Example Player Page:
http://www.basketball-reference.com/players/b/bryanko01.html

 

### Using the `web_scrape` module

**`web_scrape`**

This module contains all the code necessary to web scrape www.Basketball-Reference.com. With this module, you can scrape a player's career averages from four tables on any player's page. In order for the web scrapper to work, you must also feed it a specific player's URL.
- `get_per_game()`
- `get_100()`
- `get_shooting()`
- `get_advanced()`

In order to obtain the column names, you must also instantiate the column names using these functions.
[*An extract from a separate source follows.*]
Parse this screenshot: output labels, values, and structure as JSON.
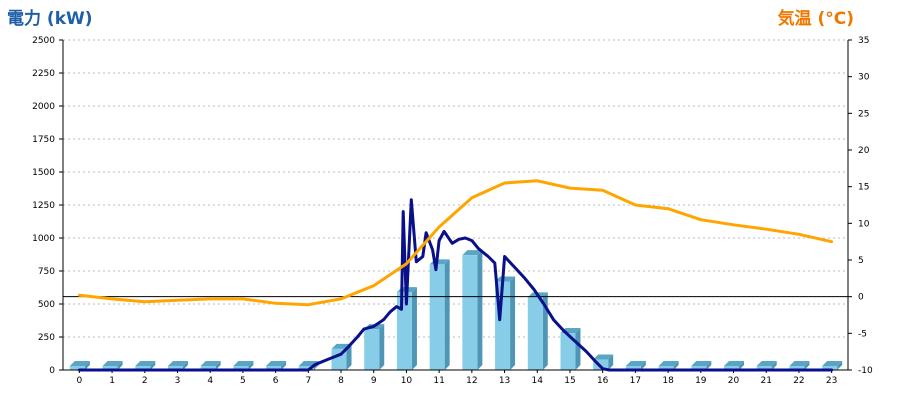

Keep in mind how you order for column name alignment: 
- `get_pergame_cols()`
- `get_100_cols()`
- `get_shoot_cols()`
- `get_adv_cols()`

### Import Module

In [1]:
from lib.web_scrape import get_100, get_100_cols, get_shooting, get_shoot_cols, get_advanced, get_adv_cols

### Import Packages

In [2]:
import numpy as np
import pandas as pd

### Import Data

In [3]:
file_loc = "data/example_players.csv"

In [4]:
player_stats = pd.read_csv(file_loc)
player_stats.head()

Unnamed: 0,Season,Player,Pos,Player_ID,url
0,Inactive,A.J. Price,PG,priceaj01,file:///Users/alexcheng/Downloads/us.sitesucke...
1,Active,Aaron Brooks,PG,brookaa01,file:///Users/alexcheng/Downloads/us.sitesucke...
2,Active,Aaron Gordon,SF,gordoaa01,file:///Users/alexcheng/Downloads/us.sitesucke...
3,Active,Aaron Harrison,SG,harriaa01,file:///Users/alexcheng/Downloads/us.sitesucke...
4,Active,Adreian Payne,PF,paynead01,file:///Users/alexcheng/Downloads/us.sitesucke...


### Web Scrape

In [5]:
# Create a list of URLs to feed the web scraper
url_list = list(player_stats['url'])

In [6]:
# Temporary list used to save scraped data in memory
tmp_list = []

In [7]:
# Web Scraping
for url in url_list:
    # Select which tables to scrape from
    per_100 = get_100(url)
    shooting = get_shooting(url)
    advanced = get_advanced(url)
    
    # Build dataframe in order
    df = [per_100, shooting, advanced]
    player_stats = []
    for sublist in df:
        for val in sublist:
            player_stats.append(val)
    
    # Save to temporary list
    tmp_list.append(player_stats)

AttributeError: 'NoneType' object has no attribute 'is_displayed'

In [None]:
# Retrieve columns
per_100_cols = get_100_cols()
shoot_cols = get_shoot_cols()
advanced_cols = get_adv_cols()

tmp_list1 = [per_100_cols, shoot_cols, advanced_cols]
cols = []
for sublist in tmp_list1:
    for val in sublist:
        cols.append(val)

In [None]:
# Build dataframe
cleaned_stats = pd.DataFrame(tmp_list, columns=cols)
cleaned_stats.head()

In [None]:
# Merge dataframes to combine names 
cumulative_player_stats = pd.merge(player_stats, cleaned_stats, on='Player_ID', how='right')

In [None]:
file1_loc = "data/example_player_stats.csv"

# Save to CSV
cumulative_player_stats.to_csv(file1_loc)